Biomimicry: The New Ethos/Mythos.

Posted on: No Comments

The discipline of ‘biomimicry’ takes its name from the Greek word ‘bios’, life and mimesis, which means to imitate.  “Learning to do what life has learned to do” and reminding ourselves of those geniuses in the Natural world, is the great task of the modern world, according to Janine Benyus, the grandmother of Biomimicry.  The practice of Biomimicry asks the question: How has nature already solved many of the problems human beings are now facing?

The story of Biomimicry may be the oldest story, dating back to our earliest Ancestors, 3.5 billion years ago, when life began.  Organisms which are billions of years old had to learn how to evolve and begin to solve the problems of survival, such as, desalinizing water (through the membranes of a certain kind of insect), using CO2 as a building block (the skin of a Galapagos basking shark), gathering the sun’s energy (plants and a whole host of organisms), gathering water from fog (bumps on the wing covers of flying insects), insulating electricity (the eel), reducing drag time (scalloped fins on certain sharks), and utilizing swarm technology to minimize peak power usage-(ants and bees).

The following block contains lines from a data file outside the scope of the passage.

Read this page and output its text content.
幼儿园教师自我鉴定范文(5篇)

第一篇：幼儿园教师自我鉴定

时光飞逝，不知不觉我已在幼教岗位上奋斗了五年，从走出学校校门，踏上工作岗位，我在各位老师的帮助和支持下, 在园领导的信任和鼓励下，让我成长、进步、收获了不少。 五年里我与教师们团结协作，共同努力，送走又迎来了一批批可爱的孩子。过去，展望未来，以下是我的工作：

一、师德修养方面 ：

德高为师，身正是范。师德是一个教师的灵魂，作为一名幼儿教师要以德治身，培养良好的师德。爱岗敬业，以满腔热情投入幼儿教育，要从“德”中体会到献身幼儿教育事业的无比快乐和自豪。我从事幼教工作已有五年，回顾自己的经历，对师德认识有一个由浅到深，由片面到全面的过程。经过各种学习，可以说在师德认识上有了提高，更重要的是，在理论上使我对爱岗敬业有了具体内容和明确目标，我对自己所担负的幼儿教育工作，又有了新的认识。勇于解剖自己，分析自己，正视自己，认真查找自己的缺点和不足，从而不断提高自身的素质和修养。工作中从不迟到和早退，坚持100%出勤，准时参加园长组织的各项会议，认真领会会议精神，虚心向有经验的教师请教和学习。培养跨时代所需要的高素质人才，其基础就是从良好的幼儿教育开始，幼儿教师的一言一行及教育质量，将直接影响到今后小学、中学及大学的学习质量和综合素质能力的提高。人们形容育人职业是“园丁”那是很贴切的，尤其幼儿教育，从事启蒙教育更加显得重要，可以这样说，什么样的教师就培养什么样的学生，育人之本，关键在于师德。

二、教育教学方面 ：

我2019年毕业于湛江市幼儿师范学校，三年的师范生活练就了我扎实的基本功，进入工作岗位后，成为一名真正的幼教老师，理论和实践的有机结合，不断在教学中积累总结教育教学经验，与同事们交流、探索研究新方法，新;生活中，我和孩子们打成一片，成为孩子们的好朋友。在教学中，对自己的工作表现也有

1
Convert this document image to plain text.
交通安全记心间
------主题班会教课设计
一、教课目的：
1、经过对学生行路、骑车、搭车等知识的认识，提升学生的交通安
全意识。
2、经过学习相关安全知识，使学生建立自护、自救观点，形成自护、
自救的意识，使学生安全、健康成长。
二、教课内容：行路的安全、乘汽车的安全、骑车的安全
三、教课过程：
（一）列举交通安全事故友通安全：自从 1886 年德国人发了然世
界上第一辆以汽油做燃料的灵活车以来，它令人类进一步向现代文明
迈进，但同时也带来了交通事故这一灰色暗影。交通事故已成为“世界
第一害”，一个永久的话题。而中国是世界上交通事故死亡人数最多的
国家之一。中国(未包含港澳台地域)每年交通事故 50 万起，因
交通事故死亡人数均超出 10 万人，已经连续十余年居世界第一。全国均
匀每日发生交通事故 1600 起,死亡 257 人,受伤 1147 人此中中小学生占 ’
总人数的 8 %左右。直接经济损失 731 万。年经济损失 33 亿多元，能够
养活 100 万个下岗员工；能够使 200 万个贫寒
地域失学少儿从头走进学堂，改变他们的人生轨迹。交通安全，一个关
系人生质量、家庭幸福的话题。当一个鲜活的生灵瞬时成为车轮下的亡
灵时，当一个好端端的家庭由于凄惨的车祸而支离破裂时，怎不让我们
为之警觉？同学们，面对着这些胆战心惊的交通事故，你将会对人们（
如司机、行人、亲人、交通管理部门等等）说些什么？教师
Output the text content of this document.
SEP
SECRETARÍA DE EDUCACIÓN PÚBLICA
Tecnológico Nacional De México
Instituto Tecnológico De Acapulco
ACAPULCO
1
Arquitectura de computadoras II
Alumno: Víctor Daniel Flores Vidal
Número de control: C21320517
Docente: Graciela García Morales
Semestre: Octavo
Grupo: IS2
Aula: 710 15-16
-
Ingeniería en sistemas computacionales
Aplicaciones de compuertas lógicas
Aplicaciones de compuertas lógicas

The new Mythos of ecopsychology as well as ecosystems technologies are utilizing “Natures Operating Instructions” (Kenny Ausebel, founder of Bioneers), to learn to do what life has learned to do so beautifully.

There is an apparent link in depth psychology, to an understanding of our own instinctual natures.

In “Man and his Symbols”, C.G. Jung wrote:  “Just as the human body represents a whole museum of organs, each with a long evolutionary history behind it, so we should expect to find that the mind is organized in a similar way. It can no more be a product without history than is the body in which it exists. By “history” I do not mean the fact that the mind builds itself up by conscious reference to the past through language and other cultural traditions. I am referring to the biological, prehistoric, and unconscious development of the mind in archaic man, whose psyche was still close to that of the animal.
This immensely old psyche forms the basis of our mind, just as much as the structure of our body is based on the general anatomical pattern of the mammal. The trained eye of the anatomist or the biologist finds many traces of this original pattern in our bodies.”

The nanotechnologies of the past and future are coming together, as we weave new technologies together  and with the the Earth’s ancient Elders.